P(aa-v-kk-p8) = (4 choose 2) (4 choose 2) (48 choose 12) / (52 choose 16)
= 0.24202

[/ QUOTE ]

This isn't right. The denominator should count the total number of ways to deal the hands, not just the number of ways to choose 16 cards. You can just count the total number of ways to deal 2 hands, so the denominator would be C(52,2)*C(50,2). Then since this is order dependent, the numerator would be C(4,2)*C(4,2)*2 since either player could have the AA, while the other has KK. Then we just multiply this by C(8,2) ways to choose the 2 players out of 8. For the 7 player case, multiply by C(7,2). See my response to RiverTheNuts for more about this. Also see his answer for an alternative form that uses fractions instead of combinations.


[ QUOTE ]

The probability of having this twice in a row is 1 minus the products of the probabilities of NOT having it twice in a row.
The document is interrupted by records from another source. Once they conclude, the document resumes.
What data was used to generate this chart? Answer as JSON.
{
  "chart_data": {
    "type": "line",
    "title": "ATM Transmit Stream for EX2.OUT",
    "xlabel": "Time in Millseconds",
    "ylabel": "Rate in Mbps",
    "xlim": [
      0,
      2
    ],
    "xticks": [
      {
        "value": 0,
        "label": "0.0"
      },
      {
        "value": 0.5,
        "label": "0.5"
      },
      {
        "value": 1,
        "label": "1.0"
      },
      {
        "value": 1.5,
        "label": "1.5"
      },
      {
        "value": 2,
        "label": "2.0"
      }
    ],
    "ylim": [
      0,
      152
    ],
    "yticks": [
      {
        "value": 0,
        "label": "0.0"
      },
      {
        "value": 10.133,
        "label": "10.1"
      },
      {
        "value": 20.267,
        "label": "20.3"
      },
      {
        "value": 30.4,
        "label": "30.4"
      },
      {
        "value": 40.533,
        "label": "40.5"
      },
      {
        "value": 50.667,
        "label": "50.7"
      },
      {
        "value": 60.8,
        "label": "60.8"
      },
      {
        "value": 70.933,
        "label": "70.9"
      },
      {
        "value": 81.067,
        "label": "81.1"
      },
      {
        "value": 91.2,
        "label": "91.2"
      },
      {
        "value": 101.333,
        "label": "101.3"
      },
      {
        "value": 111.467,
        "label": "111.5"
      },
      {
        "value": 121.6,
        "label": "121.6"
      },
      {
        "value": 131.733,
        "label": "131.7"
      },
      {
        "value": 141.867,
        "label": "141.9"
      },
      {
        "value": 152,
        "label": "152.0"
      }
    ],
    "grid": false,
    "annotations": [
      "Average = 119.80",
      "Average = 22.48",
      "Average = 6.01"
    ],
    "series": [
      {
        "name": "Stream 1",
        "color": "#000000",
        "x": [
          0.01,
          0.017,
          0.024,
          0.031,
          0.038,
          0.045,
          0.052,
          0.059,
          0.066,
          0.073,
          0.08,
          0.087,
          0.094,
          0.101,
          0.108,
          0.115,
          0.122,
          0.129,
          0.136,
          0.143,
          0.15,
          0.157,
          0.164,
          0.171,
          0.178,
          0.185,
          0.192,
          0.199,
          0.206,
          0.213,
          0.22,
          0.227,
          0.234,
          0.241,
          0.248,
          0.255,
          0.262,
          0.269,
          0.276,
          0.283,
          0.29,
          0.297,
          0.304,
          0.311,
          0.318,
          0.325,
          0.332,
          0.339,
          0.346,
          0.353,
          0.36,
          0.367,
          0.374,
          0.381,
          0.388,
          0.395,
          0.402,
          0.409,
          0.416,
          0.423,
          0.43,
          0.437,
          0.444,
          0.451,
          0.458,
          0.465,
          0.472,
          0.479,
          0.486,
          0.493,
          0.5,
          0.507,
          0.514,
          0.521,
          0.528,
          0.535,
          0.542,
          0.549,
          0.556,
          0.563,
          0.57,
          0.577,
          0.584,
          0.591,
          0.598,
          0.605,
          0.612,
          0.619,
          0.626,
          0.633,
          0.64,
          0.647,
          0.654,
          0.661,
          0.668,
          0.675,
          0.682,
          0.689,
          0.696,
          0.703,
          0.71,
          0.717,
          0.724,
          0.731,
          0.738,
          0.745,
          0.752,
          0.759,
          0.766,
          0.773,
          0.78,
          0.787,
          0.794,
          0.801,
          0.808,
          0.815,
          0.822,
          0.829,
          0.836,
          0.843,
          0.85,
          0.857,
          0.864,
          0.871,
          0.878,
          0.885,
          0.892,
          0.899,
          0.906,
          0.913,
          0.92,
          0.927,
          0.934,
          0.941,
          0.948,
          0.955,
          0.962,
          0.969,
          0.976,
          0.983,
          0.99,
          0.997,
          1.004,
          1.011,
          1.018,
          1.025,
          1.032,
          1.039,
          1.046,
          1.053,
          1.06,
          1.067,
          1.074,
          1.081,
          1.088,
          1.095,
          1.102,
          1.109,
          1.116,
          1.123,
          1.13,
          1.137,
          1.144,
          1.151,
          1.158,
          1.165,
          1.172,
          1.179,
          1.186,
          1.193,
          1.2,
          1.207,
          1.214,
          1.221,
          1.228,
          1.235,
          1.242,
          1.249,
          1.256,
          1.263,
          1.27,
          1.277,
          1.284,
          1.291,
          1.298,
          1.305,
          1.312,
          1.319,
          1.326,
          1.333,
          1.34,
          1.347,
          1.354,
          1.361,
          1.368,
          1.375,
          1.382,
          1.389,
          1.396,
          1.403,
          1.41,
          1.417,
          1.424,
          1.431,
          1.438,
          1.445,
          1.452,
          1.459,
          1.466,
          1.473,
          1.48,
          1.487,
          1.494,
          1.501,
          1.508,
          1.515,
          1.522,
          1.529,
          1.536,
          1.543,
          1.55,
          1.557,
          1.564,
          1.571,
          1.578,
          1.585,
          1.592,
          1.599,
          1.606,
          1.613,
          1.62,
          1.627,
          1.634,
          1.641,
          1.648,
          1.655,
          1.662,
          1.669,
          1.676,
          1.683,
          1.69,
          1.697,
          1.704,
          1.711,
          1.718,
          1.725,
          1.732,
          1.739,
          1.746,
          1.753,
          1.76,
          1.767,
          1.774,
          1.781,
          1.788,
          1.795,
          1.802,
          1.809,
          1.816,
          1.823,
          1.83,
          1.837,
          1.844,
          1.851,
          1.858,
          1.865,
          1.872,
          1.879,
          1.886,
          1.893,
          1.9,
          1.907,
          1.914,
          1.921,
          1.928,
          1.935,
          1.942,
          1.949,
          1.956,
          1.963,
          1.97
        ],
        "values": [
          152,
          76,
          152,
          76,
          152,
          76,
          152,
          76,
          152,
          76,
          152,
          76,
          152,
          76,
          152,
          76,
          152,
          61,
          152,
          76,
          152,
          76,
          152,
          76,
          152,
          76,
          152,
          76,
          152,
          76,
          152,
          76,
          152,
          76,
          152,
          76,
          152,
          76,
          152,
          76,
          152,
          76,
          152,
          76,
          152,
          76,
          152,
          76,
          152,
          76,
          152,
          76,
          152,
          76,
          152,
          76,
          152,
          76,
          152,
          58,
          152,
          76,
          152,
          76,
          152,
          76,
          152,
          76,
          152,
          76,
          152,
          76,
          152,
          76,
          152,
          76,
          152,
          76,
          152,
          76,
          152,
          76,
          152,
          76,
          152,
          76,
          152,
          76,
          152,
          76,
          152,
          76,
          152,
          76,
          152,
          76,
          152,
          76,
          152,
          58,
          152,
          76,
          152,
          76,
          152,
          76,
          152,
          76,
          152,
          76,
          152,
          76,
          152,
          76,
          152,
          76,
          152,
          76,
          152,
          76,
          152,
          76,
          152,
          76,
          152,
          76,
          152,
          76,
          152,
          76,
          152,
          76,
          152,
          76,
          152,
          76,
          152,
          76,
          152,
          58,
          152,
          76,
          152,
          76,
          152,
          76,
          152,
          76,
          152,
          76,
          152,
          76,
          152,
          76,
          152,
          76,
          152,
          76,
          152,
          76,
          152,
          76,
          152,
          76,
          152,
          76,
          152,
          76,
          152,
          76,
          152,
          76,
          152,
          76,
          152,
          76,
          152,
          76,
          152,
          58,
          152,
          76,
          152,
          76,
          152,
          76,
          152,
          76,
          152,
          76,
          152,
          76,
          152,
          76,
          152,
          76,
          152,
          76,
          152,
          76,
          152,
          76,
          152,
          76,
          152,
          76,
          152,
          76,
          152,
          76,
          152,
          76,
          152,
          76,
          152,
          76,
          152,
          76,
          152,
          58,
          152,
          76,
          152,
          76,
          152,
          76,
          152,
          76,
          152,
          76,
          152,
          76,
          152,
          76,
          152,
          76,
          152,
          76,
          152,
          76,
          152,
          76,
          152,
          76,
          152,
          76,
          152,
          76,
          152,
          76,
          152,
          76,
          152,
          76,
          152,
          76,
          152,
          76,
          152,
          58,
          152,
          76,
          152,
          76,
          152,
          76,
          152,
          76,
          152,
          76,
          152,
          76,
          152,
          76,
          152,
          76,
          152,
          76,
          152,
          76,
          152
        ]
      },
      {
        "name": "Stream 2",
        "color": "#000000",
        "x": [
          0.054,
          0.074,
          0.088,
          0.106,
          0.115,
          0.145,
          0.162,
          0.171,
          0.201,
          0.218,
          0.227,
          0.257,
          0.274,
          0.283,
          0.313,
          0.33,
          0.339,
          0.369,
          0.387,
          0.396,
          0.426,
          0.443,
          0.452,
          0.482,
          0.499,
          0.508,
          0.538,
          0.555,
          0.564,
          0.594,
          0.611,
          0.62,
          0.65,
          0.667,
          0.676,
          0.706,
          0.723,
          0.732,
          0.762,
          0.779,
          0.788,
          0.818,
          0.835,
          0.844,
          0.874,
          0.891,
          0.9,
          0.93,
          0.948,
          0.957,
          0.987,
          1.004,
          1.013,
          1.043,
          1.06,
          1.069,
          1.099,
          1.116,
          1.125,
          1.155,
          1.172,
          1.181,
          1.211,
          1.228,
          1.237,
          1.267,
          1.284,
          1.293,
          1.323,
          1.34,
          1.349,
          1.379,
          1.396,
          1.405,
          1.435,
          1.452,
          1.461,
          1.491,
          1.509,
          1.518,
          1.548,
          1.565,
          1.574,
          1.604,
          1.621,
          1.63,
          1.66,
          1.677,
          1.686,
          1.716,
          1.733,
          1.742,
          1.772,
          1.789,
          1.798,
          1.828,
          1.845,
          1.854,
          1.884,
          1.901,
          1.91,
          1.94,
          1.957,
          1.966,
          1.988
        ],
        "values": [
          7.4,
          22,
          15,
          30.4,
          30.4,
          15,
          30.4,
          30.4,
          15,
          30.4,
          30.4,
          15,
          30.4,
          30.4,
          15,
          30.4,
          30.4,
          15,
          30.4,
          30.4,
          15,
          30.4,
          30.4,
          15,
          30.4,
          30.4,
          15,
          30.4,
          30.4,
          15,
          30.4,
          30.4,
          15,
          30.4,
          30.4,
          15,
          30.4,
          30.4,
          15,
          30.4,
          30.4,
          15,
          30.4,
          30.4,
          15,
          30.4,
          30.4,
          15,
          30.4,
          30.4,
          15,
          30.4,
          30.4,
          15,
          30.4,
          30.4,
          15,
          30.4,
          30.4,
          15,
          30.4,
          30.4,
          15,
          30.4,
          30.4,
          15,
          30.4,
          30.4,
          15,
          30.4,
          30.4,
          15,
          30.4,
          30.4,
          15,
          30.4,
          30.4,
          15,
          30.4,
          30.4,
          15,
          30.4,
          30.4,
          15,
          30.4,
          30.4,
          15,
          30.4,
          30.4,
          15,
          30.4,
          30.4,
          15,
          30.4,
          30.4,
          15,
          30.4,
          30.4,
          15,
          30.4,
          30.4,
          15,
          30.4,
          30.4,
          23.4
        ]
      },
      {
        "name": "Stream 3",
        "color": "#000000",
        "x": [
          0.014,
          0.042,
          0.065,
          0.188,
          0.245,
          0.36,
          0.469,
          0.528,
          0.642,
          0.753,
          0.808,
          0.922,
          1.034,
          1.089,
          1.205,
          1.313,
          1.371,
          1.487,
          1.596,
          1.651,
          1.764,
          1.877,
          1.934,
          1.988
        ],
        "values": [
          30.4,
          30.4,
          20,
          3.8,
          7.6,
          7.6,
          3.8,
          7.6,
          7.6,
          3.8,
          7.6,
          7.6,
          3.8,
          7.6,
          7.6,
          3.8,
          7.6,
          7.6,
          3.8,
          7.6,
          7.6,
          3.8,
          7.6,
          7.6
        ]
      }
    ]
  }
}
P(overall) = 1 - [1 - P(aa-v-kk-p8)] * [1 - P(aa-v-kk-p7)]
= 1 - (1-0.24202)(1-0.13311)
= 0.34292

or about 1.9-to-1 against.

[/ QUOTE ]

This isn't right. Just multiply the probabilities of having it on each hand to get the probabilties of having it on both hands, since the hands are independent. You multiplied the probabilites of NOT having it on each hand, which gives you the probability of not having it on either hand, and then subtracted from 1, which gives you the probability that you DO have it on at least 1 hand. This is not what you wanted. See the difference?

[ QUOTE ]
It is actually a slight approximation to just multiply by C(8,2) and C(7,2), because it is possible that 3 or 4 players can have AA or KK, and we are counting the 3 player cases 3 times, and the 4 player cases C(4,2) = 6 times. To account for this, we would need to compute additional terms as per the inclusion-exclusion principle (http://forumserver.twoplustwo.com/showthreaded.php?Cat=&Board=probability&Number=417 383). In this case the difference is so small that it is not worthwhile, unless you just wanted practice using the inclusion-exclusion principle. With just 1 term the answer comes out to 1 in 865,599, and the exact answer by inclusion-exclusion comes out to 1 in 874,093.

[/ QUOTE ]

The exact answer actually involves a "custom" modification to inclusion-exclusion that I have not run into before. The problem is that (AA KK AA) and (AA KK KK) get counted twice when we count (AA KK), so we subtract off the number of threesomes. Now the (AA AA KK KK) got counted 4 times when we counted the (AA KK), but when we counted the threesomes, they got counted twice since there are 2 ways to make (AA AA KK) or (AA KK KK) from (AA AA KK KK). So when we subtracted off the threesomes, we reduced the foursomes from 4 to 2. Since the goal is to count everything 1 time, we need to subtract the foursomes, so we get this interesting result that we have to subtract two consecutive terms instead of alternating addition and subtraction. The exact answer comes out to 1 in 874,112.